Khoo Teck Puat Hospital (KTPH) has been working with SIA to train KTPH’s new Patient Care Officers, a new role inspired by the Care Ambassadors. I hope MOH will consider studying and expanding KTPH’s Patient Care Officers programme to other public hospitals. This will relieve the workload of nurses, enable them to deliver better patient care and ultimately reduce the attrition rate.
Finally, as we hire more support staff, the current one nurse to four to five patient ratio must be enforced. Many nurses were upset when we shared in this House that “The typical nurse-to-bed ratio for general wards in public acute hospitals is one nurse for every four or five beds.” The reality on the ground is far, far from this typical ratio that MOH shared.
Nurses stressed to me that we should also ensure that the hiring of more ancillary healthcare workers or even Patient Care Officers should not affect the nurse-to-patient ratios. They need more nurses, not less.
Sir, let me conclude. It is good news that MOH has acknowledged the manpower needs in the nursing industry and is working on recruitment.
However, concurrent with shoring up recruitment, let us retain those already in the profession. To retain nurses, we of course have to ensure that salaries are competitive. But we must also go beyond the monetary.
The need for more rest is the recurring cry for help that I hear from nurses. Can we help our nurses have more rest by mandating protected rest time between shifts, providing strong protections for rest time during shifts, and hiring more support staff, including ancillary care staff and Patient Care Officers?
Nurses care for us and those who are dear to us. But the burden of that care is now too heavy for them. As one shared, “Our health and our relationship with our families are compromised. We are taking care of people when we can’t even take good care of ourselves and our family.”
I have been struck by how many nurses I talked to spoke of their love for the profession and their desire to serve, even as they talked about how exhausted they are.
Another nurse told me, “We are called back for overtime when staff is down, when we don’t go to work because we are tired, the management counts the number of times and mentions it in our appraisal for not being a team player and marks us down for it. These are just sad realities. We end up feeling burnt out and essentially hating the very job that we started loving. People leave because they see no end to this dark tunnel.”

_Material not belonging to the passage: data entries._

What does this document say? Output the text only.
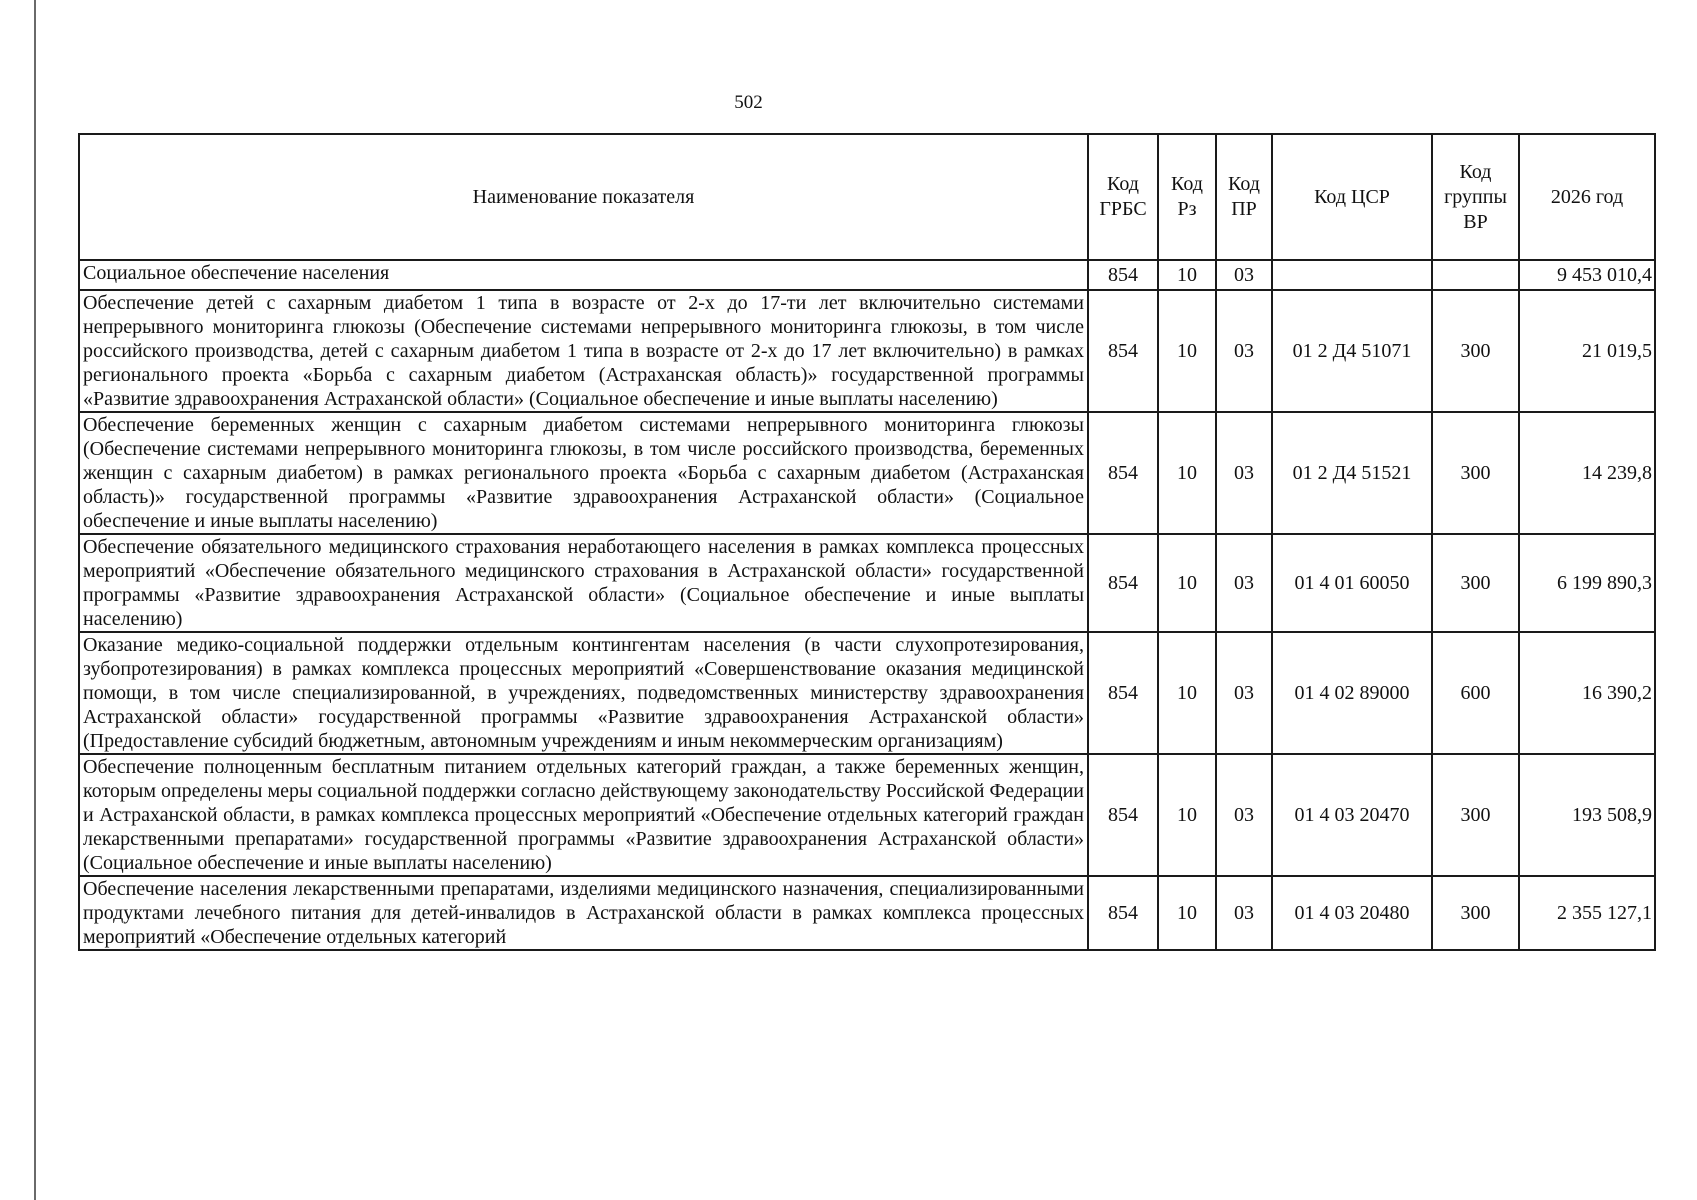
502
Наименование показателя	Код ГРБС	Код Рз	Код ПР	Код ЦСР	Код группы ВР	2026 год
Социальное обеспечение населения	854	10	03			9 453 010,4
Обеспечение детей с сахарным диабетом 1 типа в возрасте от 2-х до 17-ти лет включительно системами непрерывного мониторинга глюкозы (Обеспечение системами непрерывного мониторинга глюкозы, в том числе российского производства, детей с сахарным диабетом 1 типа в возрасте от 2-х до 17 лет включительно) в рамках регионального проекта «Борьба с сахарным диабетом (Астраханская область)» государственной программы «Развитие здравоохранения Астраханской области» (Социальное обеспечение и иные выплаты населению)	854	10	03	01 2 Д4 51071	300	21 019,5
Обеспечение беременных женщин с сахарным диабетом системами непрерывного мониторинга глюкозы (Обеспечение системами непрерывного мониторинга глюкозы, в том числе российского производства, беременных женщин с сахарным диабетом) в рамках регионального проекта «Борьба с сахарным диабетом (Астраханская область)» государственной программы «Развитие здравоохранения Астраханской области» (Социальное обеспечение и иные выплаты населению)	854	10	03	01 2 Д4 51521	300	14 239,8
Обеспечение обязательного медицинского страхования неработающего населения в рамках комплекса процессных мероприятий «Обеспечение обязательного медицинского страхования в Астраханской области» государственной программы «Развитие здравоохранения Астраханской области» (Социальное обеспечение и иные выплаты населению)	854	10	03	01 4 01 60050	300	6 199 890,3
Оказание медико-социальной поддержки отдельным контингентам населения (в части слухопротезирования, зубопротезирования) в рамках комплекса процессных мероприятий «Совершенствование оказания медицинской помощи, в том числе специализированной, в учреждениях, подведомственных министерству здравоохранения Астраханской области» государственной программы «Развитие здравоохранения Астраханской области» (Предоставление субсидий бюджетным, автономным учреждениям и иным некоммерческим организациям)	854	10	03	01 4 02 89000	600	16 390,2
Обеспечение полноценным бесплатным питанием отдельных категорий граждан, а также беременных женщин, которым определены меры социальной поддержки согласно действующему законодательству Российской Федерации и Астраханской области, в рамках комплекса процессных мероприятий «Обеспечение отдельных категорий граждан лекарственными препаратами» государственной программы «Развитие здравоохранения Астраханской области» (Социальное обеспечение и иные выплаты населению)	854	10	03	01 4 03 20470	300	193 508,9

Обеспечение населения лекарственными препаратами, изделиями медицинского назначения, специализированными продуктами лечебного питания для детей-инвалидов в Астраханской области в рамках комплекса процессных мероприятий «Обеспечение отдельных категорий	854	10	03	01 4 03 20480	300	2 355 127,1
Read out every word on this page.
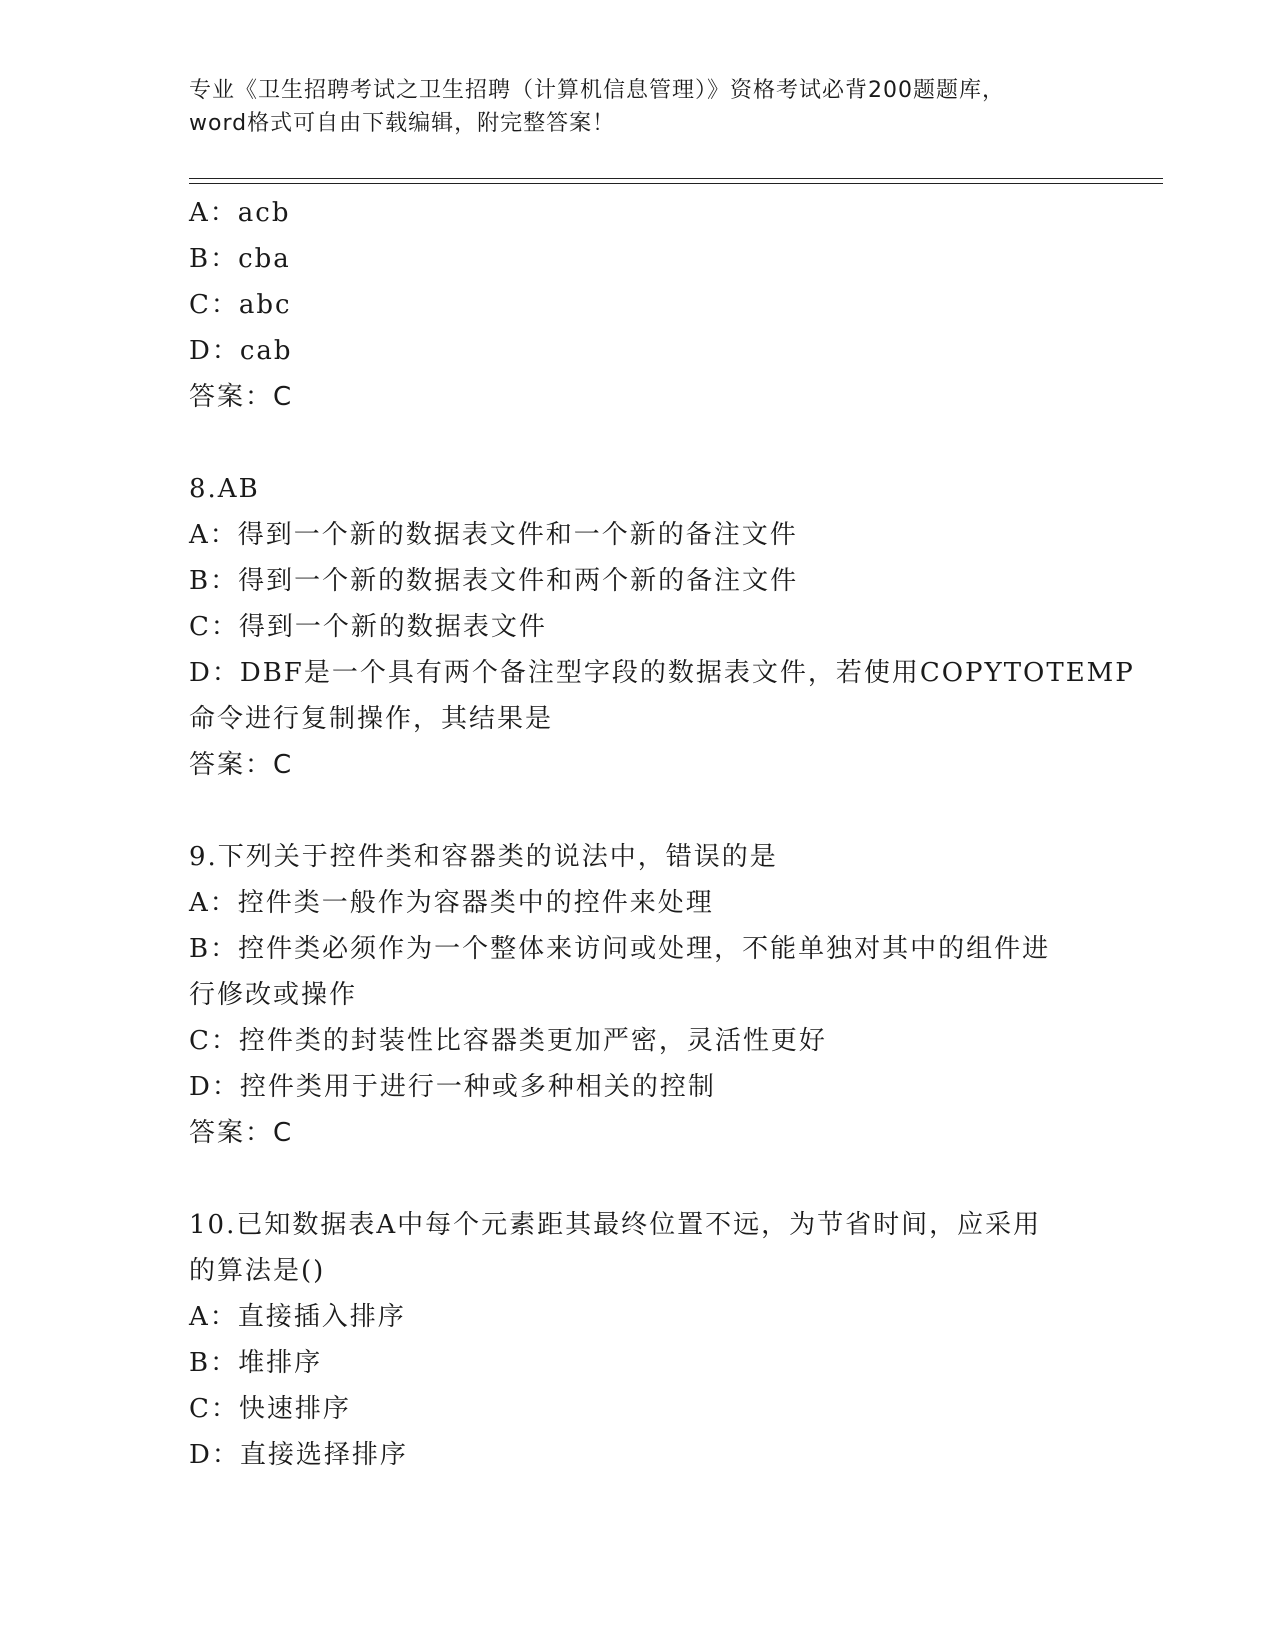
专业《卫生招聘考试之卫生招聘（计算机信息管理）》资格考试必背200题题库，
word格式可自由下载编辑，附完整答案！
A：acb
B：cba
C：abc
D：cab
答案：C
8.AB
A：得到一个新的数据表文件和一个新的备注文件
B：得到一个新的数据表文件和两个新的备注文件
C：得到一个新的数据表文件
D：DBF是一个具有两个备注型字段的数据表文件，若使用COPYTOTEMP
命令进行复制操作，其结果是
答案：C
9.下列关于控件类和容器类的说法中，错误的是
A：控件类一般作为容器类中的控件来处理
B：控件类必须作为一个整体来访问或处理，不能单独对其中的组件进
行修改或操作
C：控件类的封装性比容器类更加严密，灵活性更好
D：控件类用于进行一种或多种相关的控制
答案：C
10.已知数据表A中每个元素距其最终位置不远，为节省时间，应采用
的算法是()
A：直接插入排序
B：堆排序
C：快速排序
D：直接选择排序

I hope MOH can provide nurses with some light at the end of this dark tunnel and look into the three recommendations I have raised on their behalf.
Sir, during the pandemic, we clapped for our nurses as part of the Clap for #SGUnited campaign, to show appreciation for those on the front lines of the fight against the pandemic. As we transition out of the pandemic, the workload of nurses has not eased and they continue to be on the frontline when it comes to our health. There are there for us in good times and bad times and we need to be there for them now, to protect them and help them when they need us the most.